Malgré les couacs au sein de la majorité, l'Assemblée a voté samedi les lois « pour la confiance dans la vie politique ». Cinq jours de débats pour une réforme étriquée. Récit.
Historique ? « Je n’utiliserais pas ce terme », dit en riant la ministre de la justice, lucide. Samedi dernier, alors que l’Assemblée nationale vient d’adopter les lois « pour la confiance dans la vie politique » (avec les voix du PS et de certains Républicains sur l'un des deux textes), Nicole Belloubet parle d’« un point de départ », d’« un marqueur politique ». Si la réforme contient des avancées incontestables (fin des emplois familiaux, contrôle des frais des parlementaires, etc.), elle paraît bien étriquée à l’arrivée. Ce mardi 1er août, sept sénateurs et sept députés doivent encore tenter de mettre les deux chambres d'accord. Car des « détails » ne sont toujours pas calés, telle la suppression de la « réserve parlementaire » à laquelle le Sénat s’accroche. En attendant, Mediapart revient sur cinq jours de débats, entre couacs et angles morts médiatiques.
Activités de conseil : le gros raté
Samedi, 2 heures. Tout le monde veut en finir. D’ultimes amendements, parfois loufoques, défilent à la vitesse du son. Arrive soudain le « 201 » sur les déclarations d’intérêts. Il donne trois mois de « rab’ » aux députés pour dire s’ils détiennent « des participations directes ou indirectes qui confèrent le contrôle d’une société de conseil ». Qui prête encore attention ? En trente secondes, la socialiste Delphine Batho se jette sur le micro, la ministre se dit contre, les députés LREM votent pour.
C’est l’illustration d’un raté général : la question des activités de conseil des parlementaires n’a été discutée qu’en fin de course, de nuit, et au pas de charge, alors que c’était la principale leçon à tirer de « l’affaire Fillon ». Si la prohibition des emplois familiaux est utile, rappelons en effet que les emplois fictifs étaient déjà proscrits par le Code pénal, tandis que rien, strictement rien, n’interdisait au député Fillon de conseiller un milliardaire libanais vendeur de pipelines pour des dizaines de milliers d’euros… Or certaines entreprises, en l’état du texte, pourront toujours s’acheter l’influence d’un élu français.
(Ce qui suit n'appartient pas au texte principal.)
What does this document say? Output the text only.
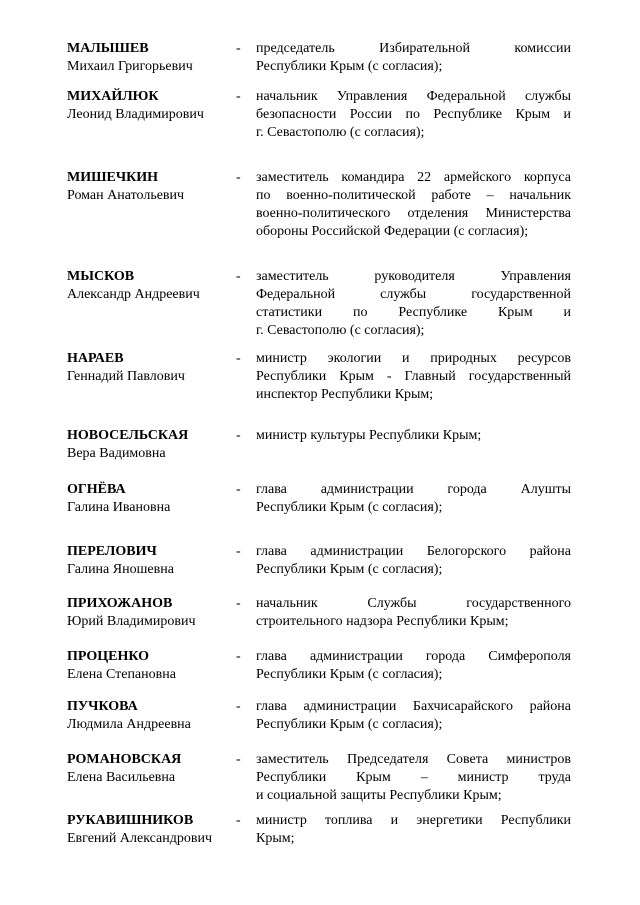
МАЛЫШЕВ
Михаил Григорьевич
- председатель Избирательной комиссии
Республики Крым (с согласия);
МИХАЙЛЮК
Леонид Владимирович
- начальник Управления Федеральной службы
безопасности России по Республике Крым и
г. Севастополю (с согласия);
МИШЕЧКИН
Роман Анатольевич
- заместитель командира 22 армейского корпуса
по военно-политической работе – начальник
военно-политического отделения Министерства
обороны Российской Федерации (с согласия);
МЫСКОВ
Александр Андреевич
- заместитель руководителя Управления
Федеральной службы государственной
статистики по Республике Крым и
г. Севастополю (с согласия);
НАРАЕВ
Геннадий Павлович
- министр экологии и природных ресурсов
Республики Крым - Главный государственный
инспектор Республики Крым;
НОВОСЕЛЬСКАЯ
Вера Вадимовна
- министр культуры Республики Крым;
ОГНЁВА
Галина Ивановна
- глава администрации города Алушты
Республики Крым (с согласия);
ПЕРЕЛОВИЧ
Галина Яношевна
- глава администрации Белогорского района
Республики Крым (с согласия);
ПРИХОЖАНОВ
Юрий Владимирович
- начальник Службы государственного
строительного надзора Республики Крым;
ПРОЦЕНКО
Елена Степановна
- глава администрации города Симферополя
Республики Крым (с согласия);
ПУЧКОВА
Людмила Андреевна
- глава администрации Бахчисарайского района
Республики Крым (с согласия);
РОМАНОВСКАЯ
Елена Васильевна
- заместитель Председателя Совета министров
Республики Крым – министр труда
и социальной защиты Республики Крым;
РУКАВИШНИКОВ
Евгений Александрович
- министр топлива и энергетики Республики
Крым;
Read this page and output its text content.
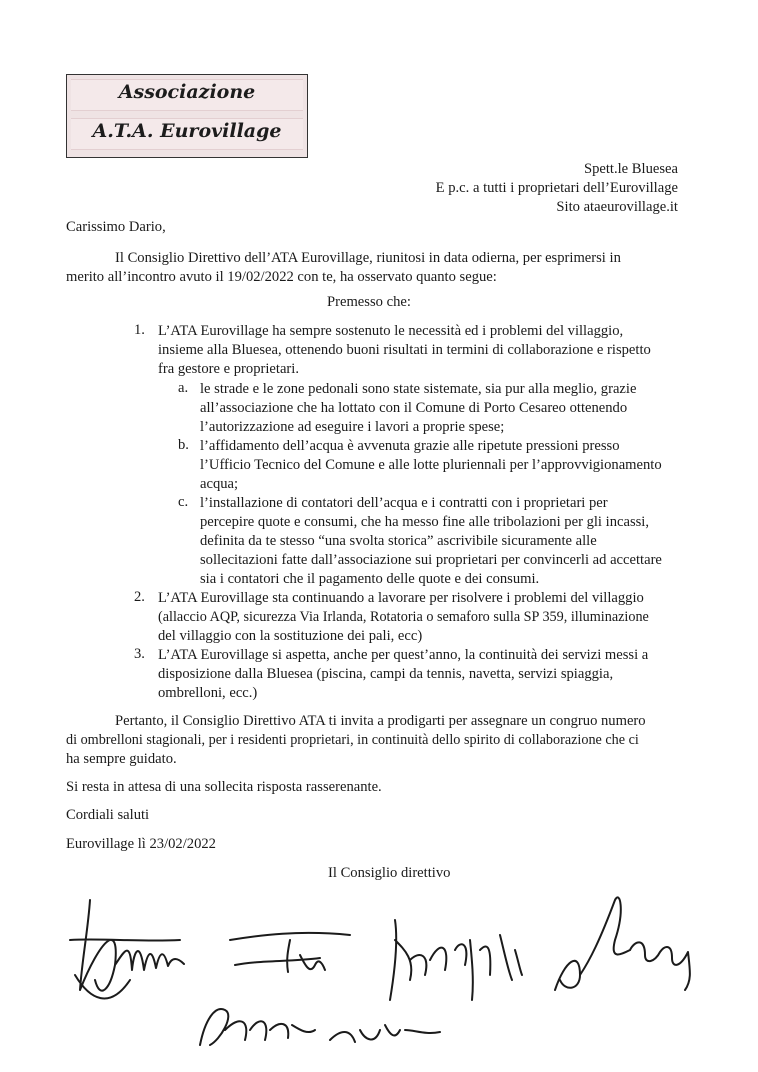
Associazione
A.T.A. Eurovillage
Spett.le Bluesea
E p.c. a tutti i proprietari dell’Eurovillage
Sito ataeurovillage.it
Carissimo Dario,
Il Consiglio Direttivo dell’ATA Eurovillage, riunitosi in data odierna, per esprimersi in
merito all’incontro avuto il 19/02/2022 con te, ha osservato quanto segue:
Premesso che:
1. L’ATA Eurovillage ha sempre sostenuto le necessità ed i problemi del villaggio,
insieme alla Bluesea, ottenendo buoni risultati in termini di collaborazione e rispetto
fra gestore e proprietari.
a. le strade e le zone pedonali sono state sistemate, sia pur alla meglio, grazie
all’associazione che ha lottato con il Comune di Porto Cesareo ottenendo
l’autorizzazione ad eseguire i lavori a proprie spese;
b. l’affidamento dell’acqua è avvenuta grazie alle ripetute pressioni presso
l’Ufficio Tecnico del Comune e alle lotte pluriennali per l’approvvigionamento
acqua;
c. l’installazione di contatori dell’acqua e i contratti con i proprietari per
percepire quote e consumi, che ha messo fine alle tribolazioni per gli incassi,
definita da te stesso “una svolta storica” ascrivibile sicuramente alle
sollecitazioni fatte dall’associazione sui proprietari per convincerli ad accettare
sia i contatori che il pagamento delle quote e dei consumi.
2. L’ATA Eurovillage sta continuando a lavorare per risolvere i problemi del villaggio
(allaccio AQP, sicurezza Via Irlanda, Rotatoria o semaforo sulla SP 359, illuminazione
del villaggio con la sostituzione dei pali, ecc)
3. L’ATA Eurovillage si aspetta, anche per quest’anno, la continuità dei servizi messi a
disposizione dalla Bluesea (piscina, campi da tennis, navetta, servizi spiaggia,
ombrelloni, ecc.)
Pertanto, il Consiglio Direttivo ATA ti invita a prodigarti per assegnare un congruo numero
di ombrelloni stagionali, per i residenti proprietari, in continuità dello spirito di collaborazione che ci
ha sempre guidato.
Si resta in attesa di una sollecita risposta rasserenante.
Cordiali saluti
Eurovillage lì 23/02/2022
Il Consiglio direttivo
Pas n’importe lequel, il est vrai. Les textes fixent de nouveaux interdits : seuls les députés ayant entamé leur activité de conseil un an avant l’élection pourront exercer, sans plus avoir le droit de servir des entreprises publiques, des banques, ou encore le BTP (la liste est là)… Mais le candidat Macron avait promis l’interdiction absolue durant sa campagne. « Vous avez été élu pour ça ! », tonne Alexis Corbière (France insoumise). Sur les bancs LREM, muets, les avocats trépignent. « La grande majorité des activités de conseil sont parfaitement honorables, s’indigne Émilie Chalas. Les interdire pousserait à la professionnalisation politique. » Pour Alice Thourot (avocate), il faut bien sûr empêcher l’« activité de conseil d’opportunité », lancée en cours de mandat ou de campagne, mais pas les plus anciennes. Les ambitieux de 2022 n’ont qu’à créer maintenant leur société…
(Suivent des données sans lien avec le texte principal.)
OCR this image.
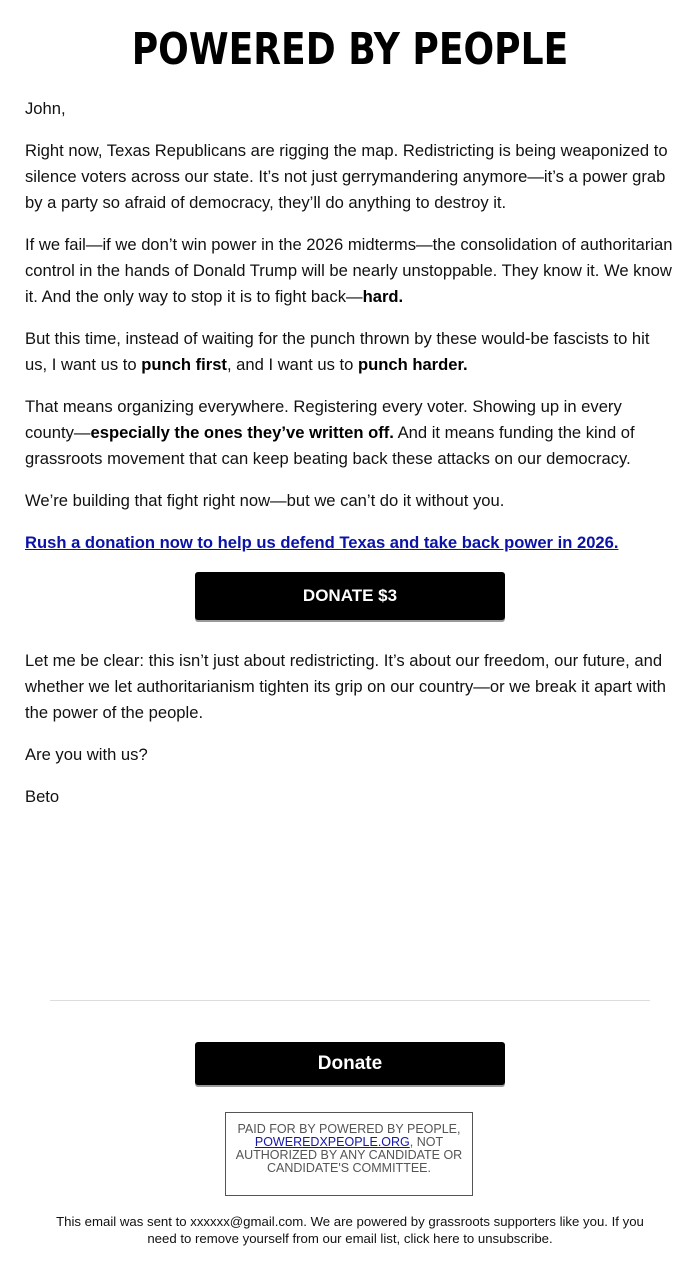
POWERED BY PEOPLE

John,

Right now, Texas Republicans are rigging the map. Redistricting is being weaponized to silence voters across our state. It’s not just gerrymandering anymore—it’s a power grab by a party so afraid of democracy, they’ll do anything to destroy it.

If we fail—if we don’t win power in the 2026 midterms—the consolidation of authoritarian control in the hands of Donald Trump will be nearly unstoppable. They know it. We know it. And the only way to stop it is to fight back—hard.

But this time, instead of waiting for the punch thrown by these would-be fascists to hit us, I want us to punch first, and I want us to punch harder.

That means organizing everywhere. Registering every voter. Showing up in every county—especially the ones they’ve written off. And it means funding the kind of grassroots movement that can keep beating back these attacks on our democracy.

We’re building that fight right now—but we can’t do it without you.

Rush a donation now to help us defend Texas and take back power in 2026.

DONATE $3

Let me be clear: this isn’t just about redistricting. It’s about our freedom, our future, and whether we let authoritarianism tighten its grip on our country—or we break it apart with the power of the people.

Are you with us?

Beto

Donate
PAID FOR BY POWERED BY PEOPLE, POWEREDXPEOPLE.ORG, NOT AUTHORIZED BY ANY CANDIDATE OR CANDIDATE'S COMMITTEE.
This email was sent to xxxxxx@gmail.com. We are powered by grassroots supporters like you. If you need to remove yourself from our email list, click here to unsubscribe.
À force, l’insistance de la gauche agace. « Nous venons d’apprendre par la presse que l’un de nos collègues du groupe La France insoumise aurait exercé une fonction de conseil », finit par tacler Jean Terlier (avocat lui aussi), en visant Alexis Corbière, créateur d’une boîte de communication pendant la présidentielle (radiée depuis). « Calomniateur débile ! », réplique l’intéressé, sans répondre au fond. Le verdict est de toutes façons sans appel : la mesure de prohibition totale, défendue par les groupes FI, communiste et socialiste, n’obtient que 2 voix dans les travées LREM. Quant à l’amendement PS obligeant les « députés-conseil » à lever le secret sur leur clientèle (auprès de la Haute autorité pour la transparence), il est balayé.
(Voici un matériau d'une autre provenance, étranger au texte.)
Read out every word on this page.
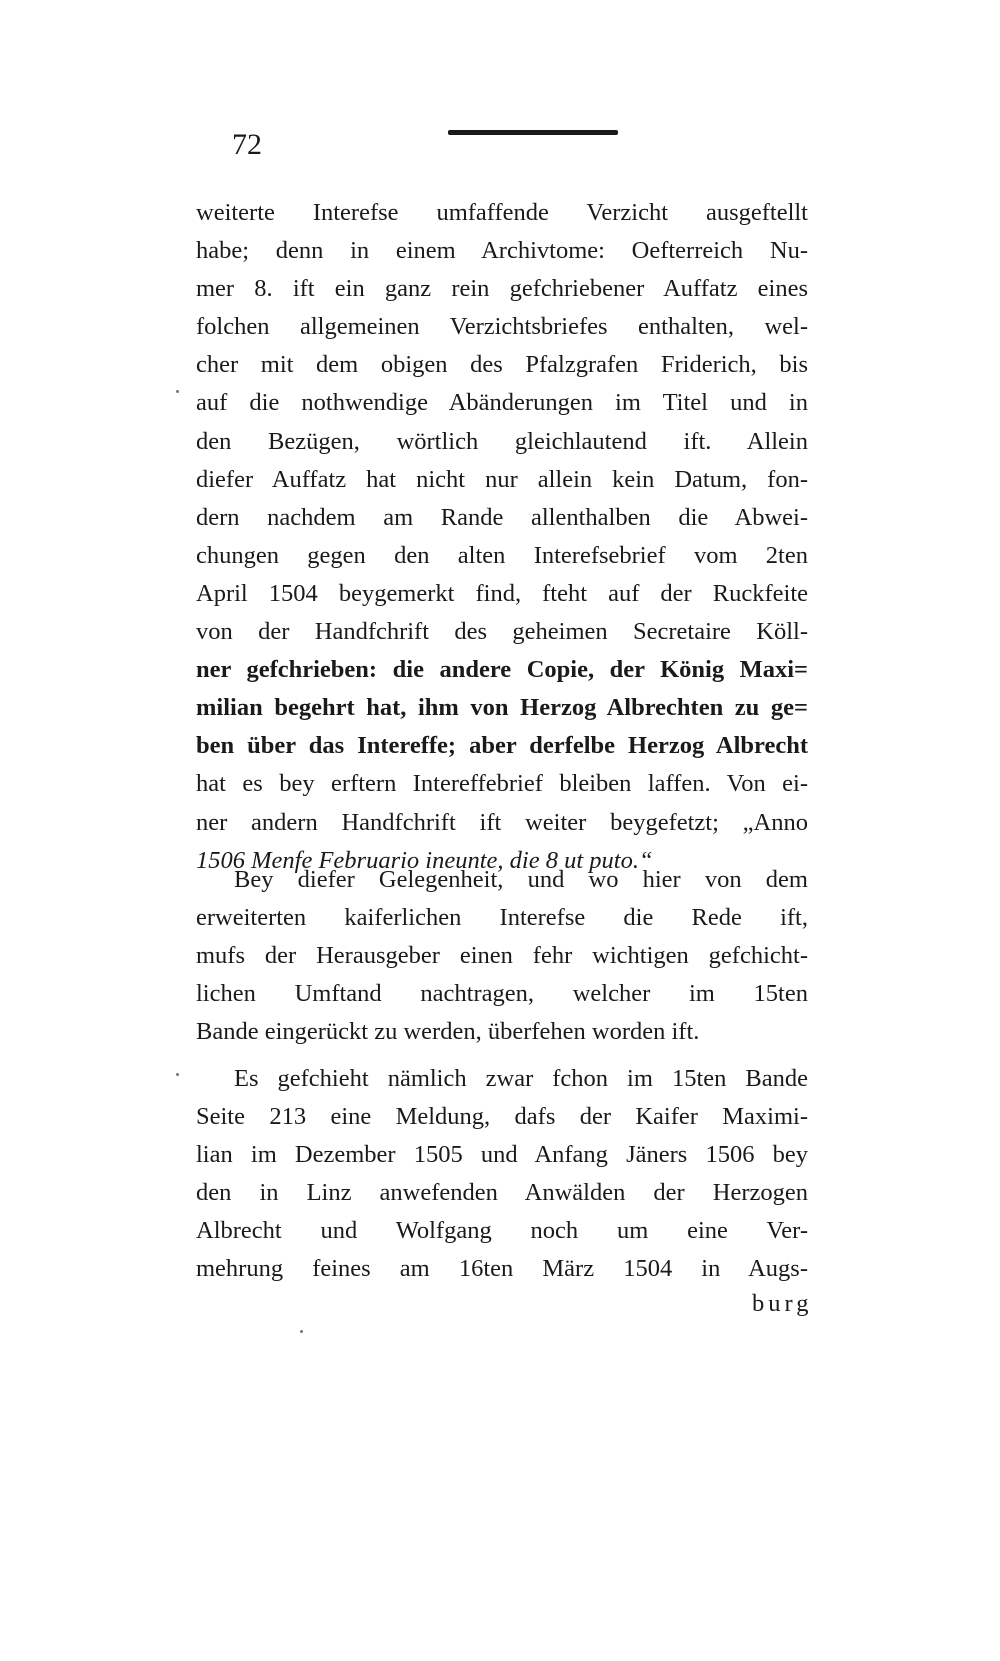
72
weiterte Interefse umfaffende Verzicht ausgeftellt
habe; denn in einem Archivtome: Oefterreich Nu-
mer 8. ift ein ganz rein gefchriebener Auffatz eines
folchen allgemeinen Verzichtsbriefes enthalten, wel-
cher mit dem obigen des Pfalzgrafen Friderich, bis
auf die nothwendige Abänderungen im Titel und in
den Bezügen, wörtlich gleichlautend ift. Allein
diefer Auffatz hat nicht nur allein kein Datum, fon-
dern nachdem am Rande allenthalben die Abwei-
chungen gegen den alten Interefsebrief vom 2ten
April 1504 beygemerkt find, fteht auf der Ruckfeite
von der Handfchrift des geheimen Secretaire Köll-
ner gefchrieben: die andere Copie, der König Maxi=
milian begehrt hat, ihm von Herzog Albrechten zu ge=
ben über das Intereffe; aber derfelbe Herzog Albrecht
hat es bey erftern Intereffebrief bleiben laffen. Von ei-
ner andern Handfchrift ift weiter beygefetzt; „Anno
1506 Menfe Februario ineunte, die 8 ut puto.“
Bey diefer Gelegenheit, und wo hier von dem
erweiterten kaiferlichen Interefse die Rede ift,
mufs der Herausgeber einen fehr wichtigen gefchicht-
lichen Umftand nachtragen, welcher im 15ten
Bande eingerückt zu werden, überfehen worden ift.
Es gefchieht nämlich zwar fchon im 15ten Bande
Seite 213 eine Meldung, dafs der Kaifer Maximi-
lian im Dezember 1505 und Anfang Jäners 1506 bey
den in Linz anwefenden Anwälden der Herzogen
Albrecht und Wolfgang noch um eine Ver-
mehrung feines am 16ten März 1504 in Augs-
burg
Pendant tout ce temps, un livre de poche trône sur le pupitre de la ministre : La Constitution commentée par Guy Carcassonne. C’est sa bible. Ancienne membre du Conseil constitutionnel, Nicole Belloubet siégeait parmi les « Sages » en 2013 quand ils ont retoqué une disposition des lois « transparence » qui, déjà, prétendait interdire toute activité de conseil aux parlementaires. Pour la gauche, il faut retenter à tout prix, tandis que la ministre explique combiner des interdictions partielles pour mieux contourner la censure et « viser l’efficacité ». « Ce n’est pas un recul, déclare ainsi Nicole Belloubet à Mediapart. On ne peut pas outrepasser la Constitution, nous sommes dans un État de droit. » Le droit au service de la politique ou de la politique au nom du droit ?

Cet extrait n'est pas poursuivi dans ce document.